ChEES-HMC Why has it not been mentioned?

I assume that much higher performance is a great thing and this algorithm (currently seems available in the TFP package) can run orders of magnitude more efficiently on a gpu.

In terms of choice, I prefer the helpfulness of stan, but if I can run 100 chains on a GPU with ChEES it really turns my head with respect to large model runtimes being reduced from hours to minutes.

I wondered if anyone had previously brought this up at all?

Hi,
Stan development team is well aware of ChEES and other methods developed by Matt Hoffman. It’s not easy to add ChEES or other GPU targeted inference algorithms to Stan so that they would run on GPU, but luckily there are other backends.

1 Like

Does this also apply for CPUs? The numbers on CPUs are growing. This might be an option?

To get the best benefit from GPUs, the parallel computations need to have the same operations. In case of HMC, it means that every chain needs to have the same number of operations in dynamic simulation. ChEES-HMC targets for that. CPUs don’t have that limitation, so you can just run many NUTS-HMC chains in parallel. There are other differences between the algorithms, and I expect that if someone would make a design doc and PR for ChEES-HMC it could get in to Stan.

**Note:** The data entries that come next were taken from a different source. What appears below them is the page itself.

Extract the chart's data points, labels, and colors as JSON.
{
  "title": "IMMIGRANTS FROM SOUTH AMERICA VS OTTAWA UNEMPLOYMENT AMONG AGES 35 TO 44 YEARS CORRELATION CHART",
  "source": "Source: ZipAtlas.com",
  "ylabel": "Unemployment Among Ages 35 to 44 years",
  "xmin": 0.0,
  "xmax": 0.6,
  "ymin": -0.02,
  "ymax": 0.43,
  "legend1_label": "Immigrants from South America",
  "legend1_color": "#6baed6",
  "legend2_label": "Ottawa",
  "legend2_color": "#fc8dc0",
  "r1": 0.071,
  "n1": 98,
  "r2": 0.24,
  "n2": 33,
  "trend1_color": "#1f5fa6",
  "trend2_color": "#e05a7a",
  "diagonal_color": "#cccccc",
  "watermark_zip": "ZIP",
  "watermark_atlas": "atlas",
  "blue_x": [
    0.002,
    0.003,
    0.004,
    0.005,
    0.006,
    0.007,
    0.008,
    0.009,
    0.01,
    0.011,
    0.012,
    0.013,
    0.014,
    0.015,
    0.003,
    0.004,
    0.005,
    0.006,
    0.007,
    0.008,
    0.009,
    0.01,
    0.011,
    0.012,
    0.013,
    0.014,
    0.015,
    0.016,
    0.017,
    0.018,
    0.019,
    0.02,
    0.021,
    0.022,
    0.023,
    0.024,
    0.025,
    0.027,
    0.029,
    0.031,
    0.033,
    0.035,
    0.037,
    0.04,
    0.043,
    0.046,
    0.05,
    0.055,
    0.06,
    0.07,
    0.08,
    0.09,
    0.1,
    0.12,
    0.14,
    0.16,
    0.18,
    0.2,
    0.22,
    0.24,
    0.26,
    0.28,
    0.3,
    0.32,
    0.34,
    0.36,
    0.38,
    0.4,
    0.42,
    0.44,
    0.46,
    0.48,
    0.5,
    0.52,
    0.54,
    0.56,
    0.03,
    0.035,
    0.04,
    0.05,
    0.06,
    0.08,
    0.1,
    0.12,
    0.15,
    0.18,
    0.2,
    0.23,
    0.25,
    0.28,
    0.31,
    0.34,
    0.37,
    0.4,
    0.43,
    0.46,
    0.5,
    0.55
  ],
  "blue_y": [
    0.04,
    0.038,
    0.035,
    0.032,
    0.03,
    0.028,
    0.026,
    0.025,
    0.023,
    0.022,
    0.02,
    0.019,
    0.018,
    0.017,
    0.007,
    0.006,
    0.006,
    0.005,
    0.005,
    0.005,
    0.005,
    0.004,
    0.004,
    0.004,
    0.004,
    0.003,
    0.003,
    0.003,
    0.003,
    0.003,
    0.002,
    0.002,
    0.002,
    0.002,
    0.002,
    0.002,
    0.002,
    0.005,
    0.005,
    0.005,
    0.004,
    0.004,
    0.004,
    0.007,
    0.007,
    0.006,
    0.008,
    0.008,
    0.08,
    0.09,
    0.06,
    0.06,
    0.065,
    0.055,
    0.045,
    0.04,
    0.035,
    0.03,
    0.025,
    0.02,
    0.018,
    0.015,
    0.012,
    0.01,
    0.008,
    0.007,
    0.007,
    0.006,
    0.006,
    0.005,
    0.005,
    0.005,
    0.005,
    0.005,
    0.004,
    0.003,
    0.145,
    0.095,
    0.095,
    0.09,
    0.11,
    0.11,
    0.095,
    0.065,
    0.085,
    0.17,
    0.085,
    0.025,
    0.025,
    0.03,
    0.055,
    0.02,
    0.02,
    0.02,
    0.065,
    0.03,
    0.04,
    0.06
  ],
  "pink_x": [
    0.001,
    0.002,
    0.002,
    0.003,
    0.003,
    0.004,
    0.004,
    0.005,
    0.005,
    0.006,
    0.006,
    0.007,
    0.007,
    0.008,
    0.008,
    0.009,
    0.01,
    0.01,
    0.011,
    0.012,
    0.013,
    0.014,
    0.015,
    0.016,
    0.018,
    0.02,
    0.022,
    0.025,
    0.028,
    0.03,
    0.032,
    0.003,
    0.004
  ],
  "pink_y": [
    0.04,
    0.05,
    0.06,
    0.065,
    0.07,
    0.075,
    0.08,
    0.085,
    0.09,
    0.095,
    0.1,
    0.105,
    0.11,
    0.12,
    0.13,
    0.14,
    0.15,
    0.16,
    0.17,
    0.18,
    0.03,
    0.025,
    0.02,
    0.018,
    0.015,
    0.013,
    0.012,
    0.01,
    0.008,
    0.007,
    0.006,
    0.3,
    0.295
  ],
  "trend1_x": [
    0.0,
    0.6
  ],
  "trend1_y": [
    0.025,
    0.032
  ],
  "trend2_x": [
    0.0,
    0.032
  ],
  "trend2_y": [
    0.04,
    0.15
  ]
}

As the scaling with dimensionality is the same and speed differences with CPUs would not be big, this is not on priority list of current active developers as far as I know. I’m not one of those that could add a new algorithm to Stan, but I think delayed rejection HMC (adaptive step size improves performance in case of funnels) or microcanonical HMC (has better scaling with respect to dimensionality) would be more interesting to get in Stan than ChEES-HMC. All these are just my personal opinions.

2 Likes

Thanks Aki,

I will look at the other algorithms you suggested. Particularly delayed rejection HMC for all my funnel problems. My interest is the amazing speed increases available from a GPU based HMC implementation that takes advantage of the GPU capabilities. I noted that ChEES seemed much more able than NUTS in terms of wall time per independent sample given that it could be executed wholly on GPU. This seemed such a significant advantage over Stan and NUTS, so I was determined to find out more.

My contention was that for BRMS based models that typically use a heirarchical structure and non-centered priors, then a GPU based backend would be superior through the use of stan2tfp and ChEES-HMC.

I wondered where to find out more and thought this forum might have something, but there was no mention on ChEES so I thought I would ask about it.

I hope, from your comments, that there are others that have tried these ideas and I might get further insight.

1 Like